I am not involved with that sort of thing, with scheduling those meetings where the Senator can give out awards and look up the skirts of Brownie Scouts. I am what you might call his non-social secretary, the guardian of his intelligence, the protector of his positions, the paladin of his integrity and consistency (making sure that he says today more or less what he said yesterday).

  But the lunch.
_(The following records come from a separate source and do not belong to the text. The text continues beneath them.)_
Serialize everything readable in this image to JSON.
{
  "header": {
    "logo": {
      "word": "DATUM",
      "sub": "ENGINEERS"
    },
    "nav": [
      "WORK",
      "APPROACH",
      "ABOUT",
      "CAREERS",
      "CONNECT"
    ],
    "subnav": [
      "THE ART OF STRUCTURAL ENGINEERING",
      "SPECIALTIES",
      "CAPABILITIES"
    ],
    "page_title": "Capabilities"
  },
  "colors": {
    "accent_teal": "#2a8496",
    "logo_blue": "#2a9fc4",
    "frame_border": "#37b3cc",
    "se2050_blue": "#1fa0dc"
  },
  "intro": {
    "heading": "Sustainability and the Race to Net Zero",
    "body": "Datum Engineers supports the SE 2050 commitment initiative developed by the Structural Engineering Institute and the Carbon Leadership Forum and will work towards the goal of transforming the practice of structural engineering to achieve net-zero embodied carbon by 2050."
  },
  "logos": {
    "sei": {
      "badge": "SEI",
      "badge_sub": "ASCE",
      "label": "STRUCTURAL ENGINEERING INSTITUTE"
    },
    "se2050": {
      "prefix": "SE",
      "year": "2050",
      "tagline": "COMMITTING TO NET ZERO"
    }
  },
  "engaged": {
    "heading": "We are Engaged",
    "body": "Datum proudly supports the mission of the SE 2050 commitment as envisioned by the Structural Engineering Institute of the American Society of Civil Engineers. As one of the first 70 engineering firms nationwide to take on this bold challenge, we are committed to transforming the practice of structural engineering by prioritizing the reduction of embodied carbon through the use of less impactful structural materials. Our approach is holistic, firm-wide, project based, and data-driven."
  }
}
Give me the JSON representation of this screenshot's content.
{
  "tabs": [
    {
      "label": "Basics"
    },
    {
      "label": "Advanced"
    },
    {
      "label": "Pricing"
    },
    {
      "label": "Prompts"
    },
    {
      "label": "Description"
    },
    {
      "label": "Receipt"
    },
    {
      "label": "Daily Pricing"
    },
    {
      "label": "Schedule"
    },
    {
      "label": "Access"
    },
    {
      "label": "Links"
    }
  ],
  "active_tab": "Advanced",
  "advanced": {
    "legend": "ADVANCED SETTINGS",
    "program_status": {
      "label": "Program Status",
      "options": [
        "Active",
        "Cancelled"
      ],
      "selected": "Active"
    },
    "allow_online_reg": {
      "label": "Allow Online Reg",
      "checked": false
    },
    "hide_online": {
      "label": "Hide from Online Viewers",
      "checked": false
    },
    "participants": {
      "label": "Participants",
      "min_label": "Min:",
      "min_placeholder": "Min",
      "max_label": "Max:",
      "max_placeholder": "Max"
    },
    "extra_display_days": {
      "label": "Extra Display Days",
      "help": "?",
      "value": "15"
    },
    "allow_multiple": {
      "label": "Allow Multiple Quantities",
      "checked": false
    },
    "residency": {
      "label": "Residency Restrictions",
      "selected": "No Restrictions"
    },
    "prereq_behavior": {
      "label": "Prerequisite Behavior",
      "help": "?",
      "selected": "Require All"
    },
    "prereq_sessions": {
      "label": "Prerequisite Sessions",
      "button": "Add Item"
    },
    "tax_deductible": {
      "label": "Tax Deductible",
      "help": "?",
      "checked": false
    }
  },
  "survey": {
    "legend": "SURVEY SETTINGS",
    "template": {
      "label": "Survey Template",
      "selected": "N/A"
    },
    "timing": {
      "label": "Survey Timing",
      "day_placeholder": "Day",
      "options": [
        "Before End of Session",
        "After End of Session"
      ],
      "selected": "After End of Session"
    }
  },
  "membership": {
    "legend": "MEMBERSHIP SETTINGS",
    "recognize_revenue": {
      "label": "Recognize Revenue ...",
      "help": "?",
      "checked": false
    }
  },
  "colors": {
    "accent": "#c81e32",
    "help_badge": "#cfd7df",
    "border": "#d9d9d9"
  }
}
I just hope you are satisfied, fully satisfied, with the fruits of that little get-together.

  Don’t say I didn’t send a little birdie to sing in your ears a little tune: “Tweet, tweet, oh lovely day, don’t try to see Thurmond, oh wail-a-way.” I told you it would be a miserable waste of time.

  You thought you could get straight to the horse’s mouth. But you have to turn the horse around first.

  Why did you do it?

  I am not sure I can go on walking under the dark clouds of distrust, wetted by your suspicions and petty qualms. Do you suppose you’re the only ones with qualms? Well, think again. You suppose I don’t have qualms, what with never seeing any write-ups of that rich material I have sent you over and over. Oh yes, I have my qualms.

  The difference between us is that I would never have farted them, those qualms, in your faces. It’s a matter of honor and charity. I have them; some don’t.

  You know, I am trained in the deadlier forms of martial arts, the kinds that make no pretense about being for self-defense. No, mine are of the attack mode exclusively. No oriental occultism, no spiritual enlightenment, just ways to splay noses over seven counties and drive bone into brain.

  I mention this in a friendly way, just to lighten a letter that might seem to be veering into the heavy. I expect we all have our little hobbies and harmful happinesses. You do too, I am sure. They make life so much fuller, I feel. In my case, they also provide me with a certain aura and a reputation. Both the aura and the reputation I can back up, not that I mean any part of that as a threat.